Stablecoins Remain Little Used for Payments

Stablecoins Remain Little Used for Payments

Payments Dive
Payments DiveApr 14, 2026

Why It Matters

Stablecoins remain underutilized for everyday payments, limiting their potential to streamline cross‑border and B2B transactions. Regulatory clarity and corporate adoption could unlock a sizable new layer of digital finance.

Key Takeaways

  • Stablecoins $300.5B market, 48.8% used for trading
  • Only 0.7% of stablecoins serve payments
  • 21.2% of stablecoins sit idle
  • PayPal launched stablecoin in 68 countries
  • GENIUS Act could expand stablecoin payment use

Pulse Analysis

The stablecoin ecosystem, now valued at roughly $300 billion, is dominated by a trading function. Federal Reserve data shows that almost half of all tokens act as liquidity or collateral for crypto exchanges, while a modest 29% support fund transfers for corporate treasuries. Yet a striking 21% of the supply is effectively dormant, underscoring a mismatch between market capitalization and real‑world utility. This concentration in speculative and liquidity roles limits the technology’s impact on traditional finance.

Regulatory developments are beginning to shift that balance. The GENIUS Act, signed into law in 2025, establishes a clear legal framework for stablecoin issuers and users, addressing compliance, consumer protection, and anti‑money‑laundering concerns. The Kansas City Fed’s analysis suggests that this clarity could gradually lift the 0.7% payment share, as firms gain confidence to integrate stablecoins into payroll, remittances and B2B settlements. However, awareness remains low—only about 12% of U.S. consumers recognize stablecoins—so education and transparent standards will be critical for broader adoption.
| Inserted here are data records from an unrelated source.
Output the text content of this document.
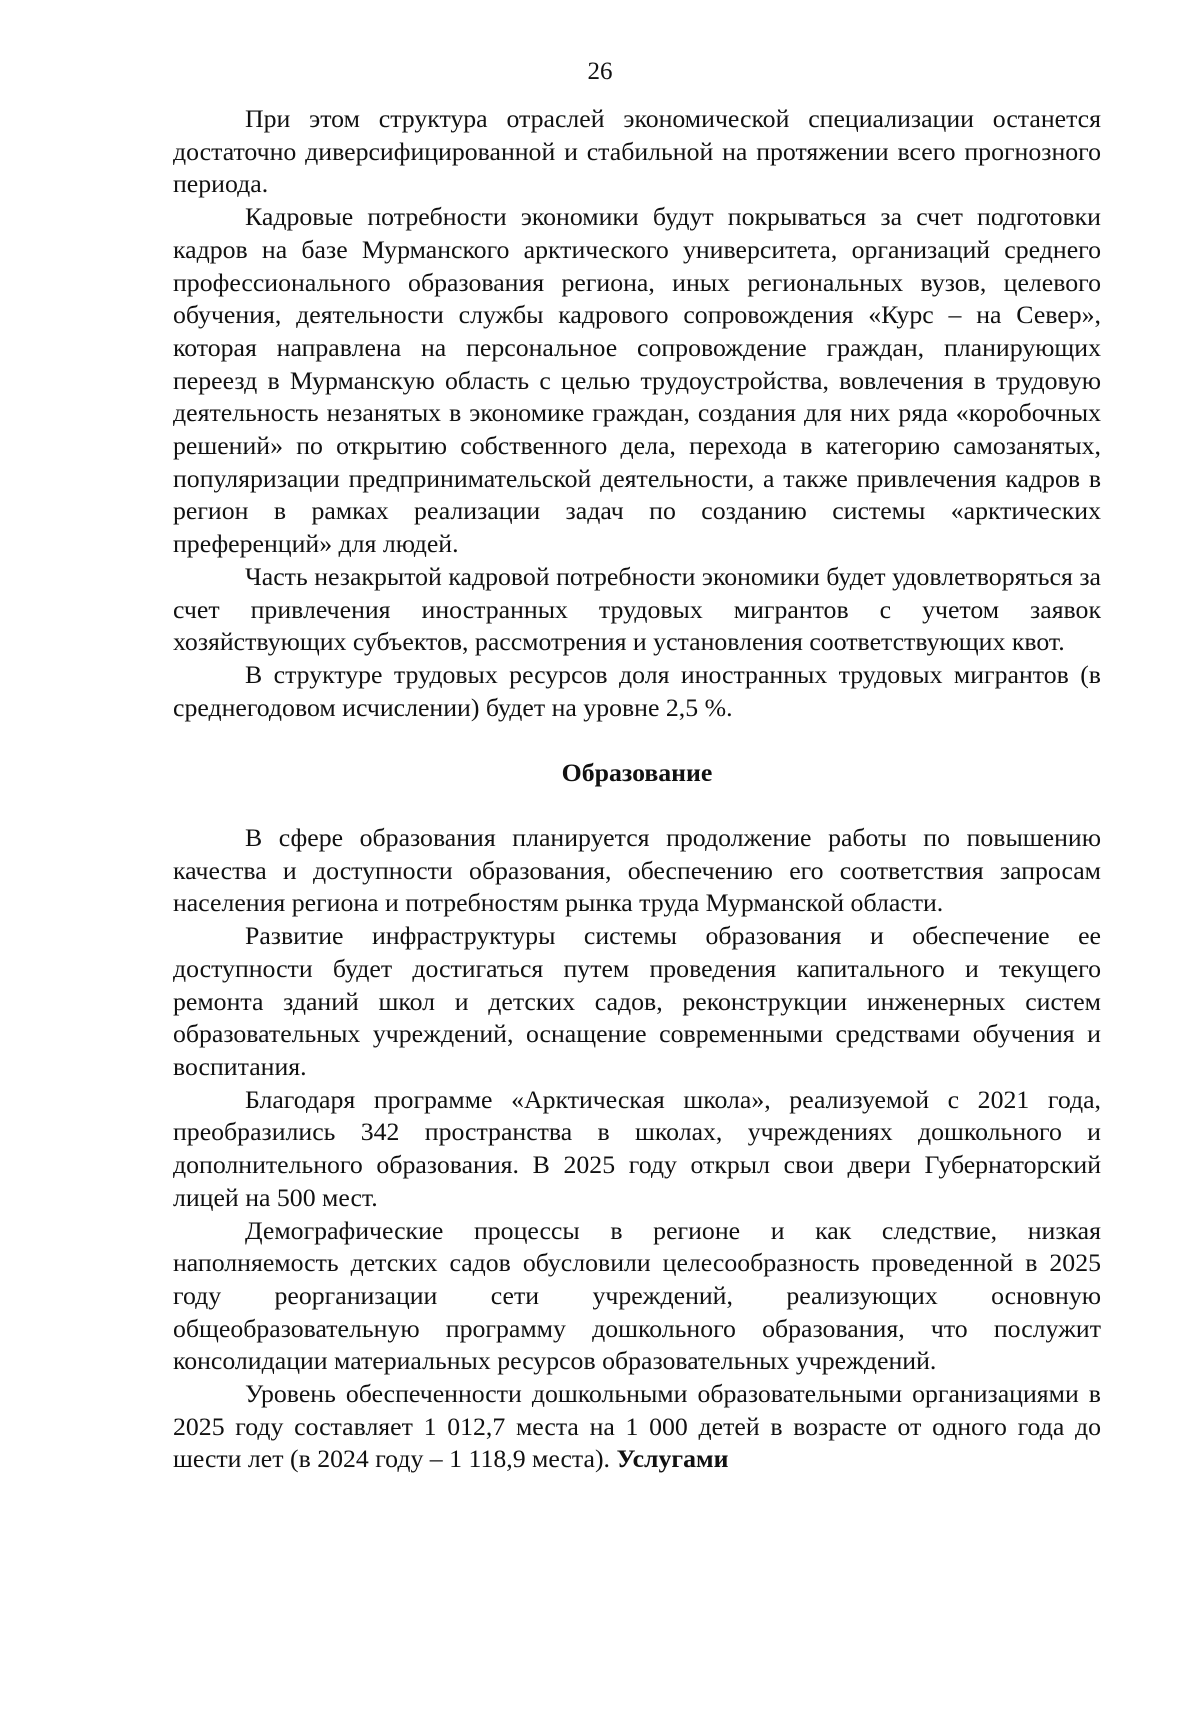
26

При этом структура отраслей экономической специализации останется достаточно диверсифицированной и стабильной на протяжении всего прогнозного периода.

Кадровые потребности экономики будут покрываться за счет подготовки кадров на базе Мурманского арктического университета, организаций среднего профессионального образования региона, иных региональных вузов, целевого обучения, деятельности службы кадрового сопровождения «Курс – на Север», которая направлена на персональное сопровождение граждан, планирующих переезд в Мурманскую область с целью трудоустройства, вовлечения в трудовую деятельность незанятых в экономике граждан, создания для них ряда «коробочных решений» по открытию собственного дела, перехода в категорию самозанятых, популяризации предпринимательской деятельности, а также привлечения кадров в регион в рамках реализации задач по созданию системы «арктических преференций» для людей.

Часть незакрытой кадровой потребности экономики будет удовлетворяться за счет привлечения иностранных трудовых мигрантов с учетом заявок хозяйствующих субъектов, рассмотрения и установления соответствующих квот.

В структуре трудовых ресурсов доля иностранных трудовых мигрантов (в среднегодовом исчислении) будет на уровне 2,5 %.

Образование

В сфере образования планируется продолжение работы по повышению качества и доступности образования, обеспечению его соответствия запросам населения региона и потребностям рынка труда Мурманской области.

Развитие инфраструктуры системы образования и обеспечение ее доступности будет достигаться путем проведения капитального и текущего ремонта зданий школ и детских садов, реконструкции инженерных систем образовательных учреждений, оснащение современными средствами обучения и воспитания.

Благодаря программе «Арктическая школа», реализуемой с 2021 года, преобразились 342 пространства в школах, учреждениях дошкольного и дополнительного образования. В 2025 году открыл свои двери Губернаторский лицей на 500 мест.

Демографические процессы в регионе и как следствие, низкая наполняемость детских садов обусловили целесообразность проведенной в 2025 году реорганизации сети учреждений, реализующих основную общеобразовательную программу дошкольного образования, что послужит консолидации материальных ресурсов образовательных учреждений.

Уровень обеспеченности дошкольными образовательными организациями в 2025 году составляет 1 012,7 места на 1 000 детей в возрасте от одного года до шести лет (в 2024 году – 1 118,9 места). Услугами
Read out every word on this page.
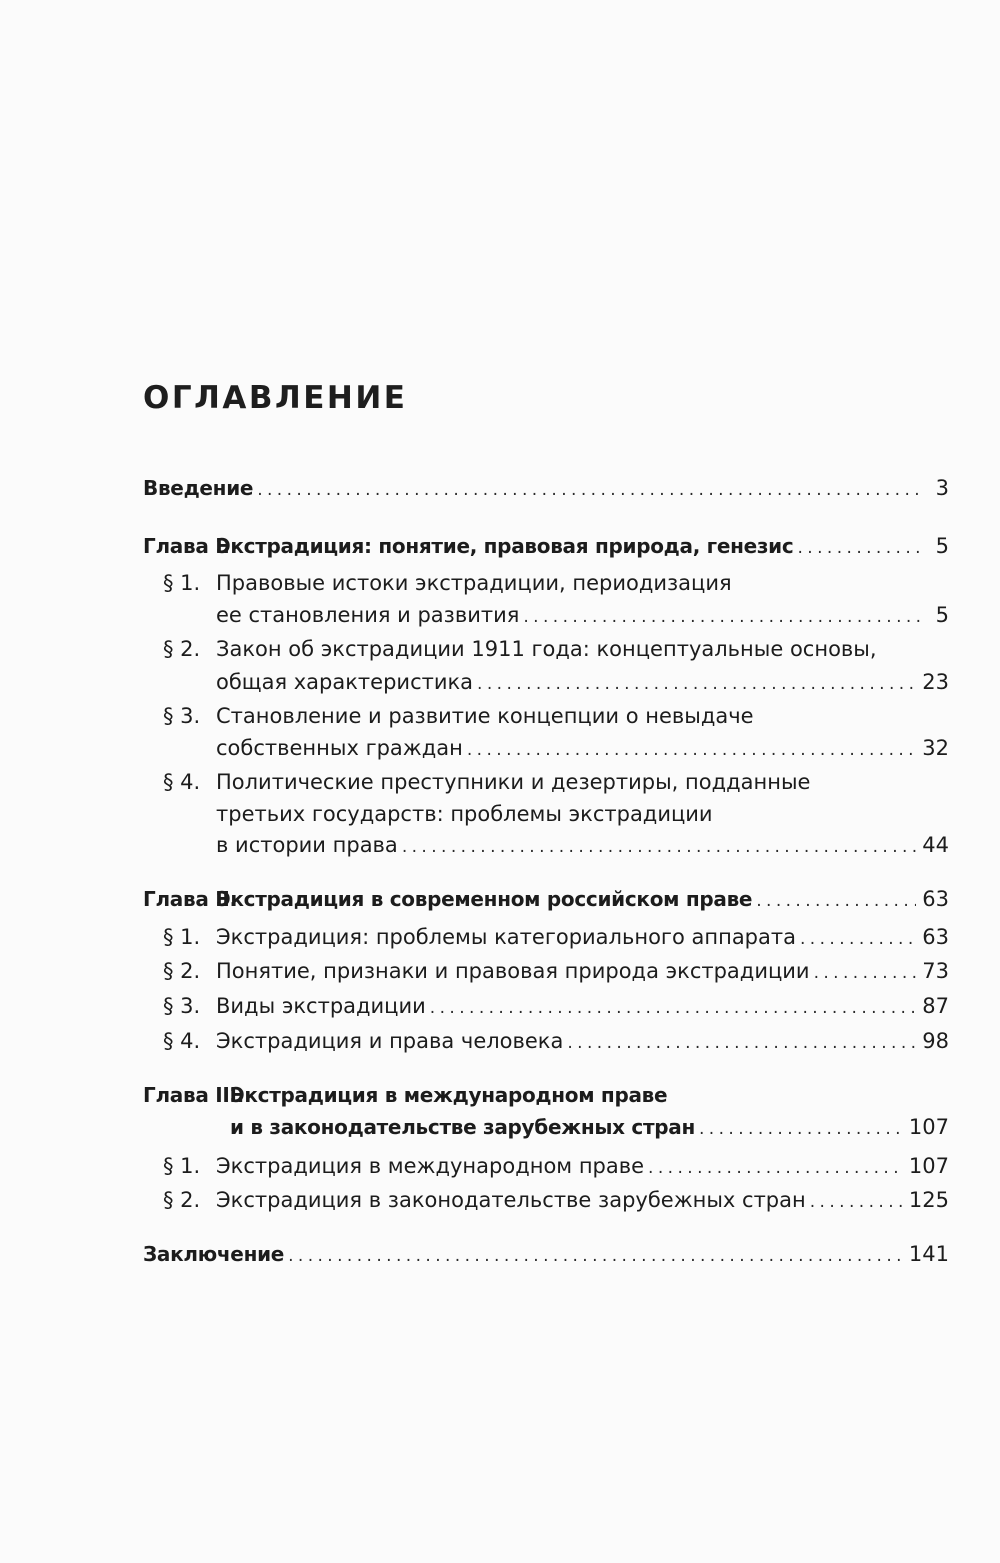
ОГЛАВЛЕНИЕ
Введение . . .	3
Глава I.
Экстрадиция: понятие, правовая природа, генезис . . .	5
§ 1. Правовые истоки экстрадиции, периодизация
ее становления и развития . . .	5
§ 2. Закон об экстрадиции 1911 года: концептуальные основы,
общая характеристика . . .	23
§ 3. Становление и развитие концепции о невыдаче
собственных граждан . . .	32
§ 4. Политические преступники и дезертиры, подданные
третьих государств: проблемы экстрадиции
в истории права . . .	44
Глава II.
Экстрадиция в современном российском праве . . .	63
§ 1. Экстрадиция: проблемы категориального аппарата . . .	63
§ 2. Понятие, признаки и правовая природа экстрадиции . . .	73
§ 3. Виды экстрадиции . . .	87
§ 4. Экстрадиция и права человека . . .	98
Глава III.
Экстрадиция в международном праве
и в законодательстве зарубежных стран . . .	107
§ 1. Экстрадиция в международном праве . . .	107
§ 2. Экстрадиция в законодательстве зарубежных стран . . .	125
Заключение . . .	141
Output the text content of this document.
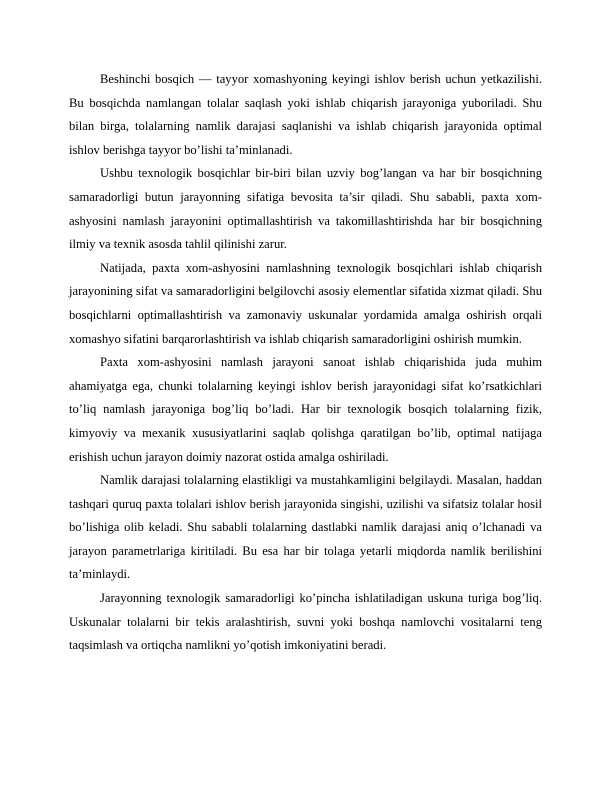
Beshinchi bosqich — tayyor xomashyoning keyingi ishlov berish uchun yetkazilishi. Bu bosqichda namlangan tolalar saqlash yoki ishlab chiqarish jarayoniga yuboriladi. Shu bilan birga, tolalarning namlik darajasi saqlanishi va ishlab chiqarish jarayonida optimal ishlov berishga tayyor bo’lishi ta’minlanadi.

Ushbu texnologik bosqichlar bir-biri bilan uzviy bog’langan va har bir bosqichning samaradorligi butun jarayonning sifatiga bevosita ta’sir qiladi. Shu sababli, paxta xom-ashyosini namlash jarayonini optimallashtirish va takomillashtirishda har bir bosqichning ilmiy va texnik asosda tahlil qilinishi zarur.

Natijada, paxta xom-ashyosini namlashning texnologik bosqichlari ishlab chiqarish jarayonining sifat va samaradorligini belgilovchi asosiy elementlar sifatida xizmat qiladi. Shu bosqichlarni optimallashtirish va zamonaviy uskunalar yordamida amalga oshirish orqali xomashyo sifatini barqarorlashtirish va ishlab chiqarish samaradorligini oshirish mumkin.

Paxta xom-ashyosini namlash jarayoni sanoat ishlab chiqarishida juda muhim ahamiyatga ega, chunki tolalarning keyingi ishlov berish jarayonidagi sifat ko’rsatkichlari to’liq namlash jarayoniga bog’liq bo’ladi. Har bir texnologik bosqich tolalarning fizik, kimyoviy va mexanik xususiyatlarini saqlab qolishga qaratilgan bo’lib, optimal natijaga erishish uchun jarayon doimiy nazorat ostida amalga oshiriladi.

Namlik darajasi tolalarning elastikligi va mustahkamligini belgilaydi. Masalan, haddan tashqari quruq paxta tolalari ishlov berish jarayonida singishi, uzilishi va sifatsiz tolalar hosil bo’lishiga olib keladi. Shu sababli tolalarning dastlabki namlik darajasi aniq o’lchanadi va jarayon parametrlariga kiritiladi. Bu esa har bir tolaga yetarli miqdorda namlik berilishini ta’minlaydi.

Jarayonning texnologik samaradorligi ko’pincha ishlatiladigan uskuna turiga bog’liq. Uskunalar tolalarni bir tekis aralashtirish, suvni yoki boshqa namlovchi vositalarni teng taqsimlash va ortiqcha namlikni yo’qotish imkoniyatini beradi.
Corporate players are already testing the waters. PayPal’s rollout of its own stablecoin across 68 countries, alongside participation from Mastercard and Fiserv, helped push total stablecoin transaction volume to $1.78 trillion in February, more than double the figure a year earlier. These pilots demonstrate that, when paired with established payment networks, stablecoins can deliver faster, cheaper cross‑border flows. As the market is projected to grow to $434 billion by 2028, the convergence of regulatory certainty and strategic partnerships is likely to expand the payment use case, turning stablecoins from a niche trading tool into a mainstream financial instrument.